Tout au long de ces 200 pages, le lecteur apprécie la qualité de la narration. Sous l'apparence de dessins simples à destination d'un public relativement jeune, Stan Sakai raconte son histoire avec fluidité et efficacité. Sa compétence ne réside pas dans des images à couper le souffle, mais dans la façon de narrer avec simplicité et clarté. le lecteur ne s'extasie pas devant un visage affichant une expression d'une subtilité indicible, mais il suit avec facilité l'état d'esprit des uns et des autres, en fonction des circonstances. Les décors ne présentent ni une ressemblance photographique défiant l'entendement, ni une conceptualisation révélatrice de leur structure et ou de leur construction, mais ils présentent une consistance absente de bien des comics. Il y a des décors dans toutes les pages, et bien souvent dans toutes les cases sauf une c'est-à-dire une très forte densité d'arrière-plans représentatifs. Cette implication dans la régularité de la représentation des lieux, des costumes et accessoires apporte un bon niveau d'immersion au lecteur, malgré leur degré de simplification.
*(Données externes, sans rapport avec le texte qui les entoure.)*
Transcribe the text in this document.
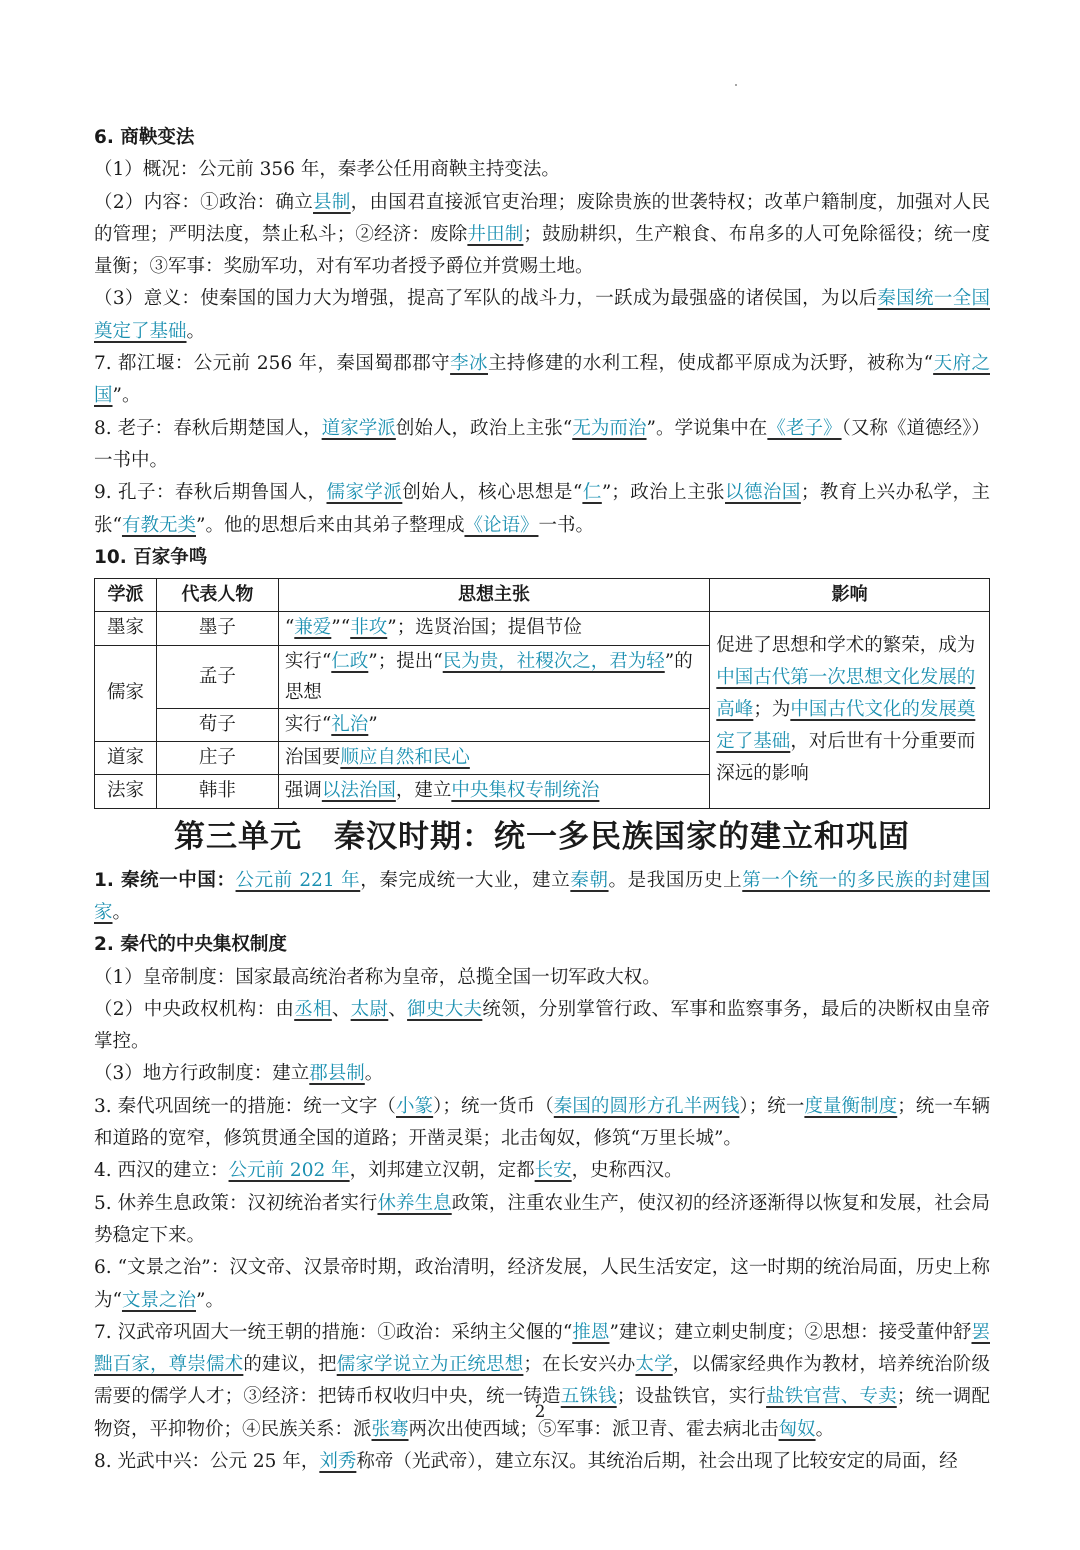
6. 商鞅变法
（1）概况：公元前 356 年，秦孝公任用商鞅主持变法。
（2）内容：①政治：确立县制，由国君直接派官吏治理；废除贵族的世袭特权；改革户籍制度，加强对人民的管理；严明法度，禁止私斗；②经济：废除井田制；鼓励耕织，生产粮食、布帛多的人可免除徭役；统一度量衡；③军事：奖励军功，对有军功者授予爵位并赏赐土地。
（3）意义：使秦国的国力大为增强，提高了军队的战斗力，一跃成为最强盛的诸侯国，为以后秦国统一全国奠定了基础。
7. 都江堰：公元前 256 年，秦国蜀郡郡守李冰主持修建的水利工程，使成都平原成为沃野，被称为“天府之国”。
8. 老子：春秋后期楚国人，道家学派创始人，政治上主张“无为而治”。学说集中在《老子》（又称《道德经》）一书中。
9. 孔子：春秋后期鲁国人，儒家学派创始人，核心思想是“仁”；政治上主张以德治国；教育上兴办私学，主张“有教无类”。他的思想后来由其弟子整理成《论语》一书。
10. 百家争鸣
学派	代表人物	思想主张	影响
墨家	墨子	“兼爱”“非攻”；选贤治国；提倡节俭	促进了思想和学术的繁荣，成为中国古代第一次思想文化发展的高峰；为中国古代文化的发展奠定了基础，对后世有十分重要而深远的影响
儒家	孟子	实行“仁政”；提出“民为贵，社稷次之，君为轻”的思想	
	荀子	实行“礼治”	
道家	庄子	治国要顺应自然和民心	
法家	韩非	强调以法治国，建立中央集权专制统治	
第三单元　秦汉时期：统一多民族国家的建立和巩固
1. 秦统一中国：公元前 221 年，秦完成统一大业，建立秦朝。是我国历史上第一个统一的多民族的封建国家。
2. 秦代的中央集权制度
（1）皇帝制度：国家最高统治者称为皇帝，总揽全国一切军政大权。
（2）中央政权机构：由丞相、太尉、御史大夫统领，分别掌管行政、军事和监察事务，最后的决断权由皇帝掌控。
（3）地方行政制度：建立郡县制。
3. 秦代巩固统一的措施：统一文字（小篆）；统一货币（秦国的圆形方孔半两钱）；统一度量衡制度；统一车辆和道路的宽窄，修筑贯通全国的道路；开凿灵渠；北击匈奴，修筑“万里长城”。
4. 西汉的建立：公元前 202 年，刘邦建立汉朝，定都长安，史称西汉。
5. 休养生息政策：汉初统治者实行休养生息政策，注重农业生产，使汉初的经济逐渐得以恢复和发展，社会局势稳定下来。
6. “文景之治”：汉文帝、汉景帝时期，政治清明，经济发展，人民生活安定，这一时期的统治局面，历史上称为“文景之治”。
7. 汉武帝巩固大一统王朝的措施：①政治：采纳主父偃的“推恩”建议；建立刺史制度；②思想：接受董仲舒罢黜百家，尊崇儒术的建议，把儒家学说立为正统思想；在长安兴办太学，以儒家经典作为教材，培养统治阶级需要的儒学人才；③经济：把铸币权收归中央，统一铸造五铢钱；设盐铁官，实行盐铁官营、专卖；统一调配物资，平抑物价；④民族关系：派张骞两次出使西域；⑤军事：派卫青、霍去病北击匈奴。
8. 光武中兴：公元 25 年，刘秀称帝（光武帝），建立东汉。其统治后期，社会出现了比较安定的局面，经
2
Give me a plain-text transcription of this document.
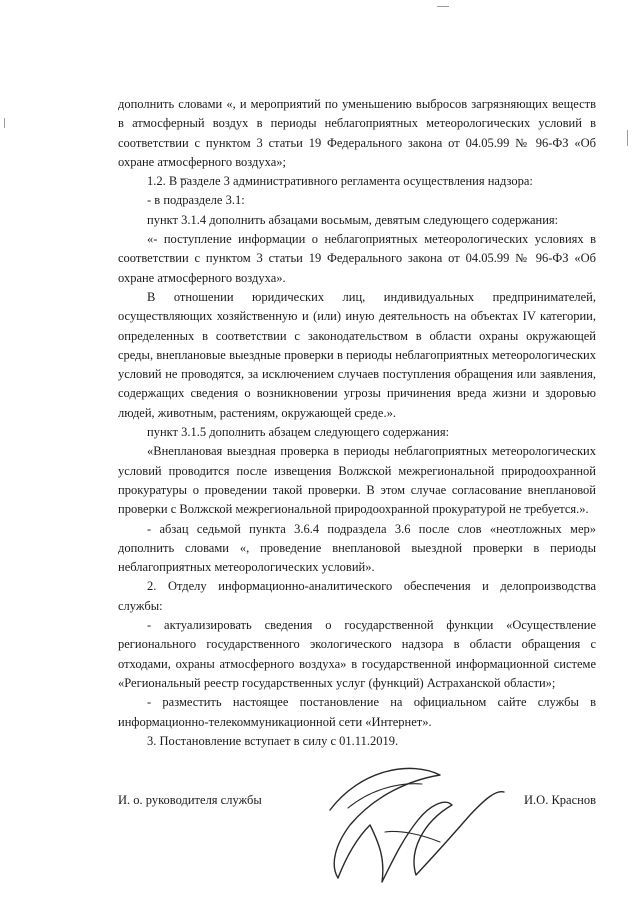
дополнить словами «, и мероприятий по уменьшению выбросов загрязняющих веществ в атмосферный воздух в периоды неблагоприятных метеорологических условий в соответствии с пунктом 3 статьи 19 Федерального закона от 04.05.99 № 96-ФЗ «Об охране атмосферного воздуха»;

1.2. В разделе 3 административного регламента осуществления надзора:

- в подразделе 3.1:

пункт 3.1.4 дополнить абзацами восьмым, девятым следующего содержания:

«- поступление информации о неблагоприятных метеорологических условиях в соответствии с пунктом 3 статьи 19 Федерального закона от 04.05.99 № 96-ФЗ «Об охране атмосферного воздуха».

В отношении юридических лиц, индивидуальных предпринимателей, осуществляющих хозяйственную и (или) иную деятельность на объектах IV категории, определенных в соответствии с законодательством в области охраны окружающей среды, внеплановые выездные проверки в периоды неблагоприятных метеорологических условий не проводятся, за исключением случаев поступления обращения или заявления, содержащих сведения о возникновении угрозы причинения вреда жизни и здоровью людей, животным, растениям, окружающей среде.».

пункт 3.1.5 дополнить абзацем следующего содержания:

«Внеплановая выездная проверка в периоды неблагоприятных метеорологических условий проводится после извещения Волжской межрегиональной природоохранной прокуратуры о проведении такой проверки. В этом случае согласование внеплановой проверки с Волжской межрегиональной природоохранной прокуратурой не требуется.».

- абзац седьмой пункта 3.6.4 подраздела 3.6 после слов «неотложных мер» дополнить словами «, проведение внеплановой выездной проверки в периоды неблагоприятных метеорологических условий».

2. Отделу информационно-аналитического обеспечения и делопроизводства службы:

- актуализировать сведения о государственной функции «Осуществление регионального государственного экологического надзора в области обращения с отходами, охраны атмосферного воздуха» в государственной информационной системе «Региональный реестр государственных услуг (функций) Астраханской области»;

- разместить настоящее постановление на официальном сайте службы в информационно-телекоммуникационной сети «Интернет».

3. Постановление вступает в силу с 01.11.2019.

И. о. руководителя службы	И.О. Краснов
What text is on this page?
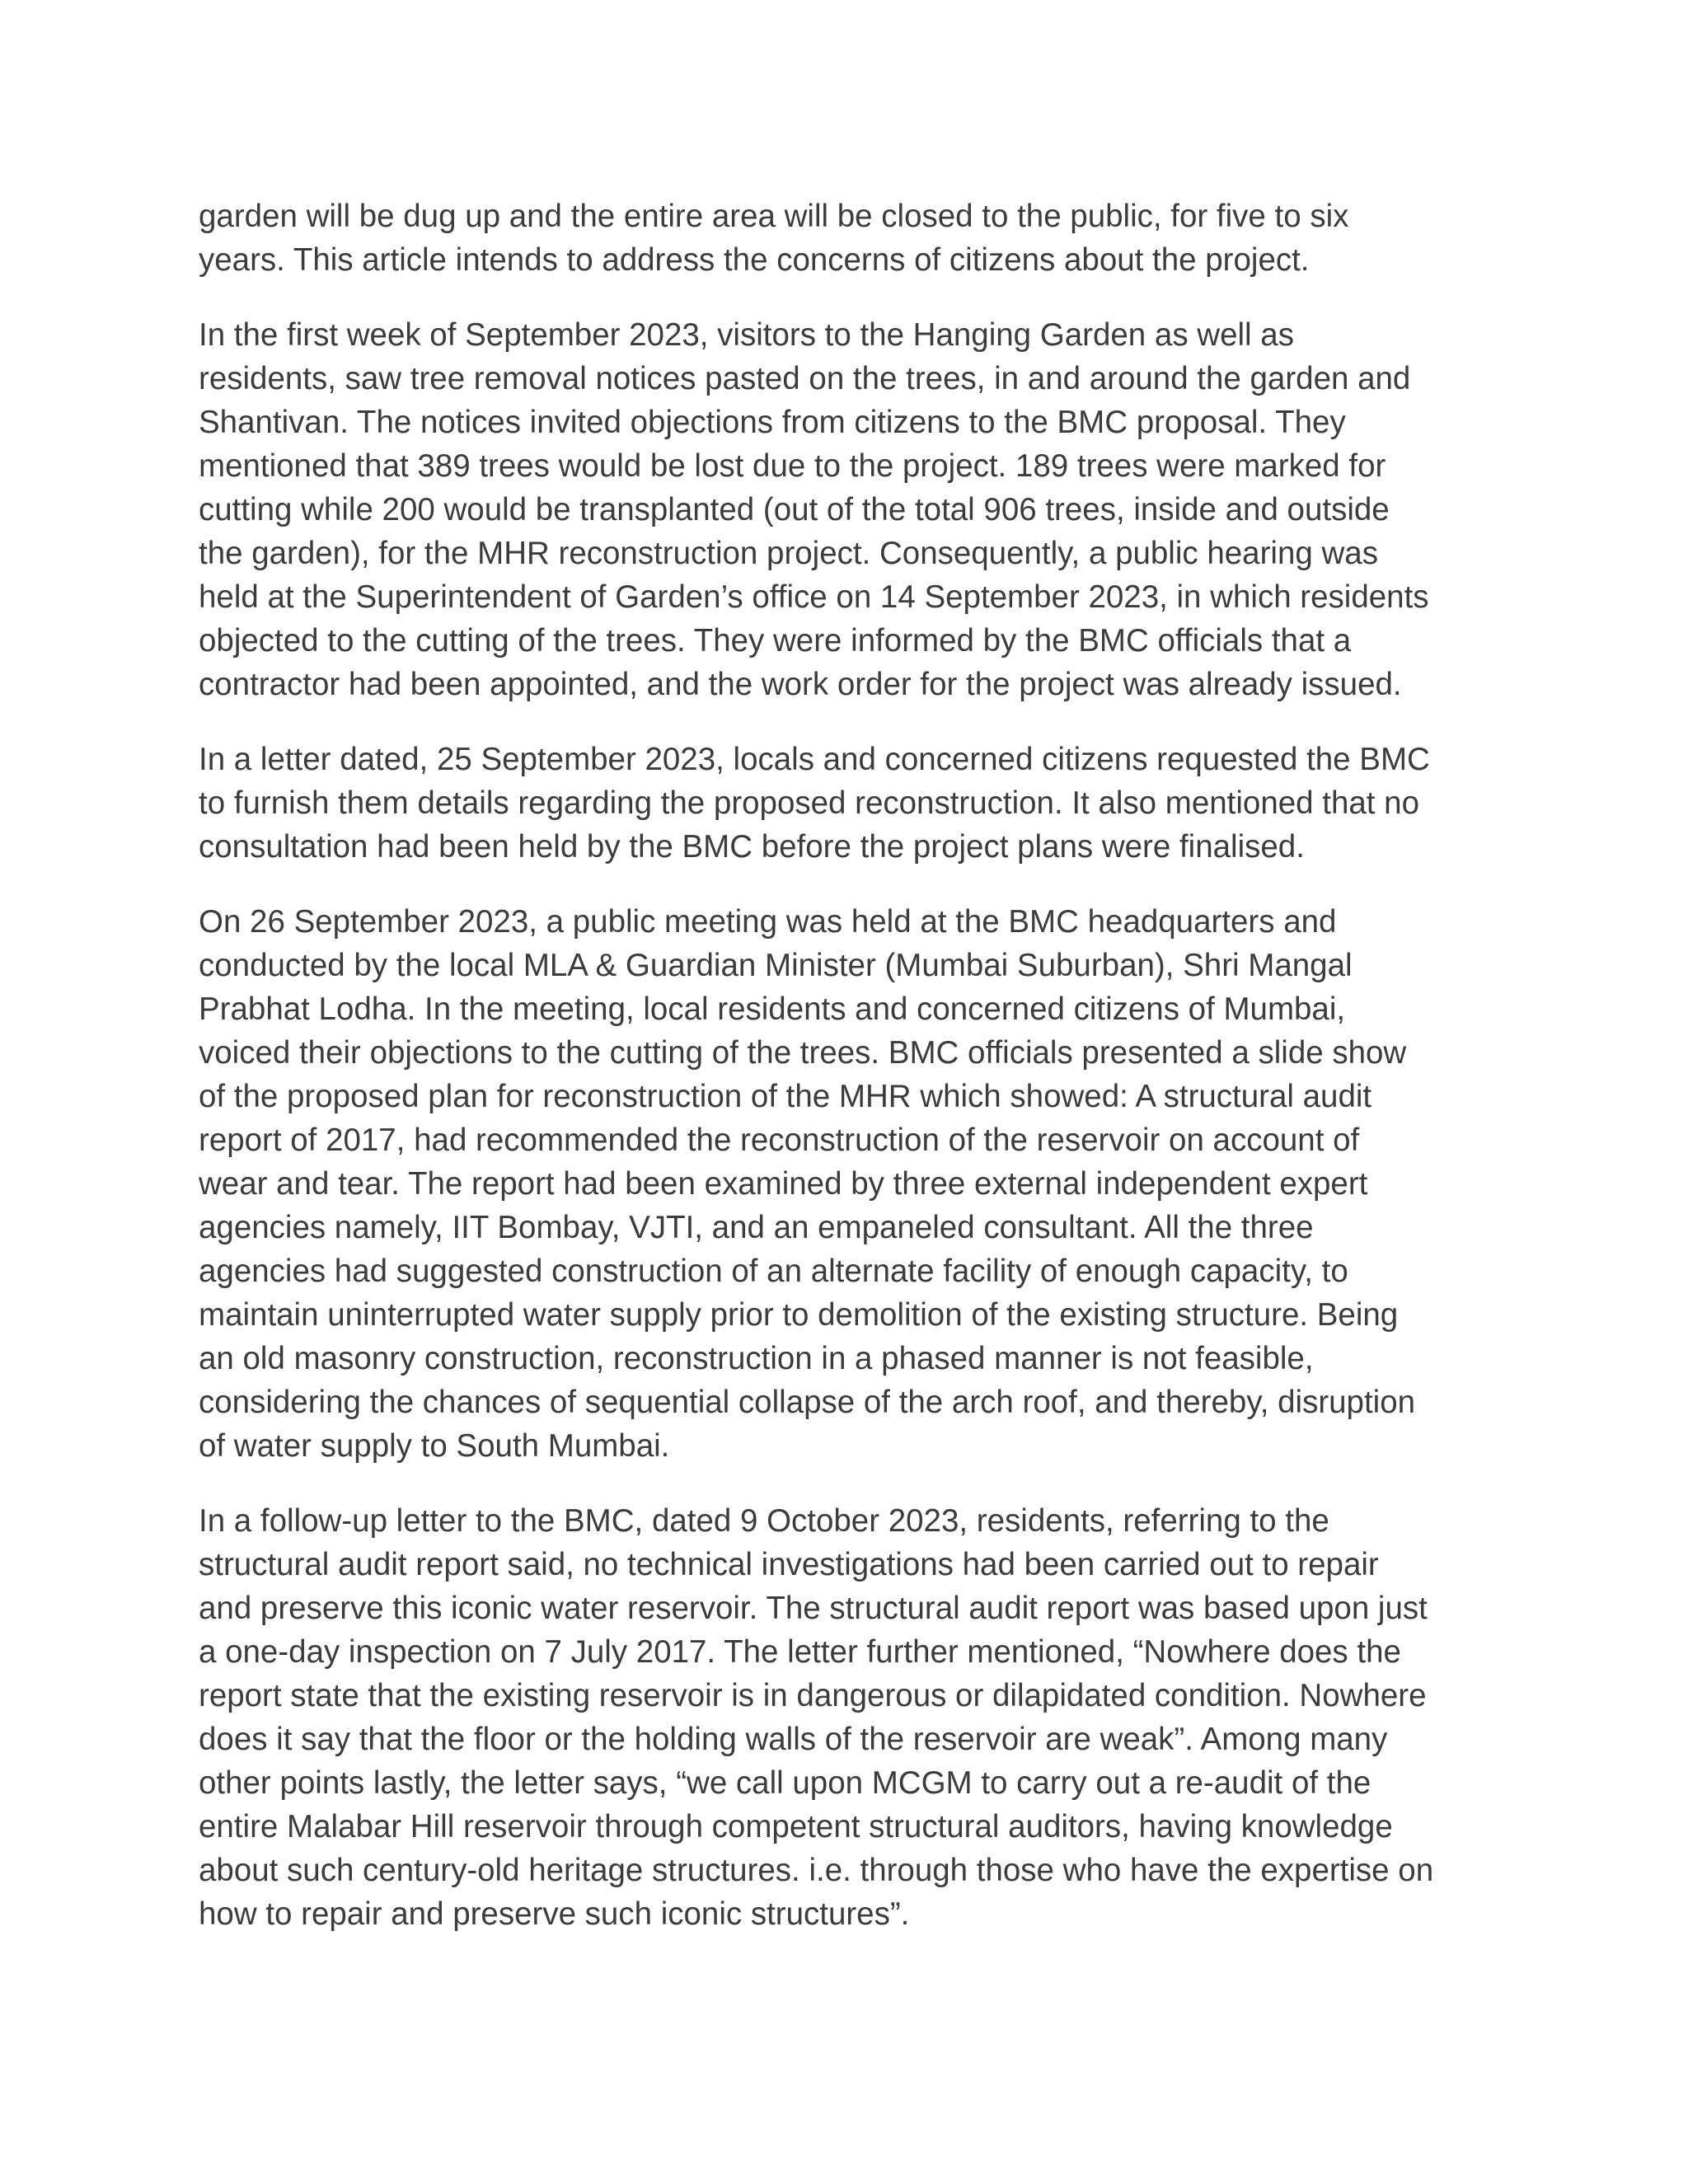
garden will be dug up and the entire area will be closed to the public, for five to six
years. This article intends to address the concerns of citizens about the project.

In the first week of September 2023, visitors to the Hanging Garden as well as
residents, saw tree removal notices pasted on the trees, in and around the garden and
Shantivan. The notices invited objections from citizens to the BMC proposal. They
mentioned that 389 trees would be lost due to the project. 189 trees were marked for
cutting while 200 would be transplanted (out of the total 906 trees, inside and outside
the garden), for the MHR reconstruction project. Consequently, a public hearing was
held at the Superintendent of Garden’s office on 14 September 2023, in which residents
objected to the cutting of the trees. They were informed by the BMC officials that a
contractor had been appointed, and the work order for the project was already issued.

In a letter dated, 25 September 2023, locals and concerned citizens requested the BMC
to furnish them details regarding the proposed reconstruction. It also mentioned that no
consultation had been held by the BMC before the project plans were finalised.

On 26 September 2023, a public meeting was held at the BMC headquarters and
conducted by the local MLA & Guardian Minister (Mumbai Suburban), Shri Mangal
Prabhat Lodha. In the meeting, local residents and concerned citizens of Mumbai,
voiced their objections to the cutting of the trees. BMC officials presented a slide show
of the proposed plan for reconstruction of the MHR which showed: A structural audit
report of 2017, had recommended the reconstruction of the reservoir on account of
wear and tear. The report had been examined by three external independent expert
agencies namely, IIT Bombay, VJTI, and an empaneled consultant. All the three
agencies had suggested construction of an alternate facility of enough capacity, to
maintain uninterrupted water supply prior to demolition of the existing structure. Being
an old masonry construction, reconstruction in a phased manner is not feasible,
considering the chances of sequential collapse of the arch roof, and thereby, disruption
of water supply to South Mumbai.

In a follow-up letter to the BMC, dated 9 October 2023, residents, referring to the
structural audit report said, no technical investigations had been carried out to repair
and preserve this iconic water reservoir. The structural audit report was based upon just
a one-day inspection on 7 July 2017. The letter further mentioned, “Nowhere does the
report state that the existing reservoir is in dangerous or dilapidated condition. Nowhere
does it say that the floor or the holding walls of the reservoir are weak”. Among many
other points lastly, the letter says, “we call upon MCGM to carry out a re-audit of the
entire Malabar Hill reservoir through competent structural auditors, having knowledge
about such century-old heritage structures. i.e. through those who have the expertise on
how to repair and preserve such iconic structures”.
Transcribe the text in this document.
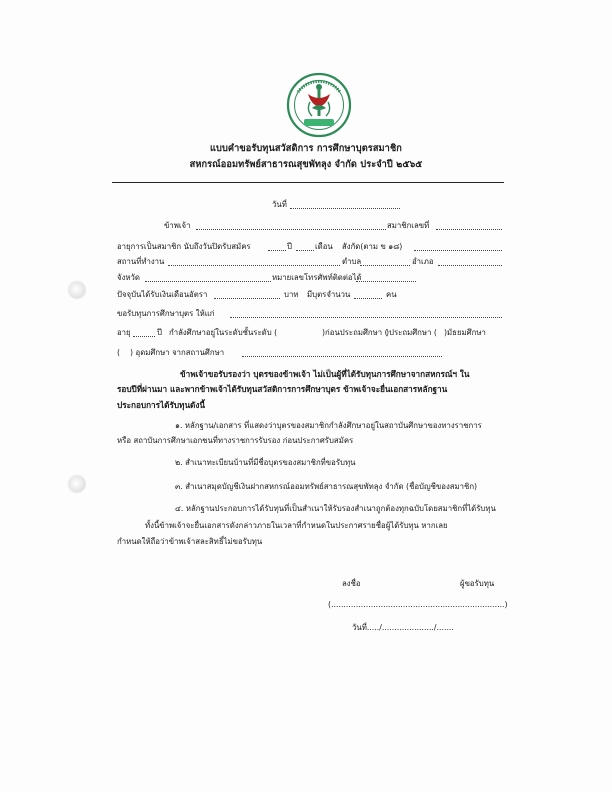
แบบคำขอรับทุนสวัสดิการ การศึกษาบุตรสมาชิก
สหกรณ์ออมทรัพย์สาธารณสุขพัทลุง จำกัด ประจำปี ๒๕๖๕
วันที่
ข้าพเจ้า	สมาชิกเลขที่
อายุการเป็นสมาชิก นับถึงวันปิดรับสมัคร	ปี	เดือน สังกัด(ตาม ข ๑๘)
สถานที่ทำงาน	ตำบล	อำเภอ
จังหวัด	หมายเลขโทรศัพท์ติดต่อได้
ปัจจุบันได้รับเงินเดือนอัตรา	บาท มีบุตรจำนวน	คน
ขอรับทุนการศึกษาบุตร ให้แก่
อายุ	ปี กำลังศึกษาอยู่ในระดับชั้นระดับ (	)ก่อนประถมศึกษา (
)ประถมศึกษา ( )มัธยมศึกษา
( ) อุดมศึกษา จากสถานศึกษา
ข้าพเจ้าขอรับรองว่า บุตรของข้าพเจ้า ไม่เป็นผู้ที่ได้รับทุนการศึกษาจากสหกรณ์ฯ ใน
รอบปีที่ผ่านมา และพากข้าพเจ้าได้รับทุนสวัสดิการการศึกษาบุตร ข้าพเจ้าจะยื่นเอกสารหลักฐาน
ประกอบการได้รับทุนดังนี้
๑. หลักฐาน/เอกสาร ที่แสดงว่าบุตรของสมาชิกกำลังศึกษาอยู่ในสถาบันศึกษาของทางราชการ
หรือ สถาบันการศึกษาเอกชนที่ทางราชการรับรอง ก่อนประกาศรับสมัคร
๒. สำเนาทะเบียนบ้านที่มีชื่อบุตรของสมาชิกที่ขอรับทุน
๓. สำเนาสมุดบัญชีเงินฝากสหกรณ์ออมทรัพย์สาธารณสุขพัทลุง จำกัด (ชื่อบัญชีของสมาชิก)
๔. หลักฐานประกอบการได้รับทุนที่เป็นสำเนาให้รับรองสำเนาถูกต้องทุกฉบับโดยสมาชิกที่ได้รับทุน
ทั้งนี้ข้าพเจ้าจะยื่นเอกสารดังกล่าวภายในเวลาที่กำหนดในประกาศรายชื่อผู้ได้รับทุน หากเลย
กำหนดให้ถือว่าข้าพเจ้าสละสิทธิ์ไม่ขอรับทุน
ลงชื่อ	ผู้ขอรับทุน
(......................................................................)
วันที่...../...................../.......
Ce treizième tome comporte 6 histoires indépendantes emmenant le lecteur dans le Japon médiéval, aux côtés d'un personnage se comportant en adulte. Sous une forme édulcorée pour pouvoir être lue par le plus grand nombre, Stan Sakai fait preuve d'une grande intelligence narrative, d'une connaissance réelle de la culture japonaise, et d'une sensibilité discrète bien présente.